# Terro ant killer hurt bees?



## lstclair (Mar 6, 2007)

Whatever kills ants will also kill bees. Why not just leave it? If they come in the house, then use the Terro.


----------



## knpeterson (May 18, 2009)

The terro would attract the bees b/c of the sweet. It has Borax in it and will kill bees as well.


----------



## Hambone (Mar 17, 2008)

Orthene works good and does not have a sugar carrier in it.


----------



## Hambone (Mar 17, 2008)

If you're just talking a mound or two....A bunch of gas and a match. That's the fun way.


----------



## jip (Apr 10, 2009)

The other day I sprayed Orange Oil on the feet of my hive stand. So far no issues.

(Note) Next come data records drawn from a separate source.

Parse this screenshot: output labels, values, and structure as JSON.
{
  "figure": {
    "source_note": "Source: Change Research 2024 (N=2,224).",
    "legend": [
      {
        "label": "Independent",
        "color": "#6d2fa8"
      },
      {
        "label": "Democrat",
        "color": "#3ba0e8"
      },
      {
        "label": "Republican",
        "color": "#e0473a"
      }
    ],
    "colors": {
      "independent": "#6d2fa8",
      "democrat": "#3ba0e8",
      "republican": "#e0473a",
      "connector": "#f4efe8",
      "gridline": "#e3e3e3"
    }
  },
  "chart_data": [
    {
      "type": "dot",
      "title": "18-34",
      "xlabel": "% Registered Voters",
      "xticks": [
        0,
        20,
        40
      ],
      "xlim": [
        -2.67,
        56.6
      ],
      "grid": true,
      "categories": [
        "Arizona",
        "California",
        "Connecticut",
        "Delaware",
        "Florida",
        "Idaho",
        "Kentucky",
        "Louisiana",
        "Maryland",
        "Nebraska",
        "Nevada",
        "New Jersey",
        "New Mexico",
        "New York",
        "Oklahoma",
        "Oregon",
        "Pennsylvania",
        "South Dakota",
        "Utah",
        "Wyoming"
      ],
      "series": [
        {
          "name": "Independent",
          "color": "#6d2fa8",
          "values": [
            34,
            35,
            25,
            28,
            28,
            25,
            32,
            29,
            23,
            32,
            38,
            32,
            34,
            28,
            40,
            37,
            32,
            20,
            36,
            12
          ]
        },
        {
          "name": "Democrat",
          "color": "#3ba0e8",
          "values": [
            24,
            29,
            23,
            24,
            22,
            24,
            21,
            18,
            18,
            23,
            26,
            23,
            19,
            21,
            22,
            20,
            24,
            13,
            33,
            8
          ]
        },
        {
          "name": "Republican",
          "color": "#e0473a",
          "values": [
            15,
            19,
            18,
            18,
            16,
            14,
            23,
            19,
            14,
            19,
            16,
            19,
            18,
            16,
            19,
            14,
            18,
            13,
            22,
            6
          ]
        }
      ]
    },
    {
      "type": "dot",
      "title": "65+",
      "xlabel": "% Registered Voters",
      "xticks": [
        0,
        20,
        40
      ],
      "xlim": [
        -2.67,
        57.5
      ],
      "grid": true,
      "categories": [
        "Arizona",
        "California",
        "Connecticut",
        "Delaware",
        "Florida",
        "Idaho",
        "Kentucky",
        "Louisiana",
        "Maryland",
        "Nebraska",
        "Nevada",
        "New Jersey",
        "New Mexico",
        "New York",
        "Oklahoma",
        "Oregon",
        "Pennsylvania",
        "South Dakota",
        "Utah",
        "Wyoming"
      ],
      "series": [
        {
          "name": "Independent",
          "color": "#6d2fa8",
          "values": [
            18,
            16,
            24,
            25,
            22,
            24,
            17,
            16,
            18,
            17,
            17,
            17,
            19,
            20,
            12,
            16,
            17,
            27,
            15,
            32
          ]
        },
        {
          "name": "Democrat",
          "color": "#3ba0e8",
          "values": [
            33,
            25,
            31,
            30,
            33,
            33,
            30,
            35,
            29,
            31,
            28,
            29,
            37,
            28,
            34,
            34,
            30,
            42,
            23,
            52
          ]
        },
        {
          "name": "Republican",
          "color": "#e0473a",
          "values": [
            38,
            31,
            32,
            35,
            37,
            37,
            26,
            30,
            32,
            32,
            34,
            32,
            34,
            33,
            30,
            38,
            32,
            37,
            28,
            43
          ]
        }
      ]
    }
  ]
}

Orange oil is supposed to be all natural and safe to use around children, pets, and food.


----------



## lakebilly (Aug 3, 2009)

I have way to many anthills around my place. and a wide variety. Orange oil? gonna torch the hill that I see, would like to eliminate the hills I can't see. my hives are getting much visitation from the vermin ant scum. thanks for the replies, like to get more ideas....got gas, match, & locality...lb pyro


----------



## Troy (Feb 9, 2006)

Mostly I don't worry about ants. But on occasion a weak hive can't seem to defend themselves and I will lube up the hive stand legs with something sticky.

Have used grease, but is messy.

This stuff is the best: http://www.amazon.com/Tanglefoot-99015-15oz-Pest-Barrier/dp/B002KHOSH2

No messy residue..... Just wear disposable gloves to apply and toss them when done. The ants can't get past it.


----------



## valleyman (Nov 24, 2009)

Grant ant spikes. I got em at Walmart. Bees won't bother and are unharmed. They carry it back to their hill and it kills them, Last year I had a mound about 15' away and used these spikes stuck at the post holding my hive stand, Within a month no ants, all gone. this year same thing except I don't know where the mound is. So spikes out, within 3 weeks, ants gone.
Also I have heard that you can pour used motor oil around their entrance points and they won't cross it, but thats illegal.


----------



## Hoxbar (Mar 1, 2010)

I use amdro to kill our ants. For fire ant I use bengal fire ant killer works great


----------



## WVaBees (Jul 2, 2010)

Could you use the terro by placing in a plastic box with small holes drilled big enough for the ants but too small for the bees?


----------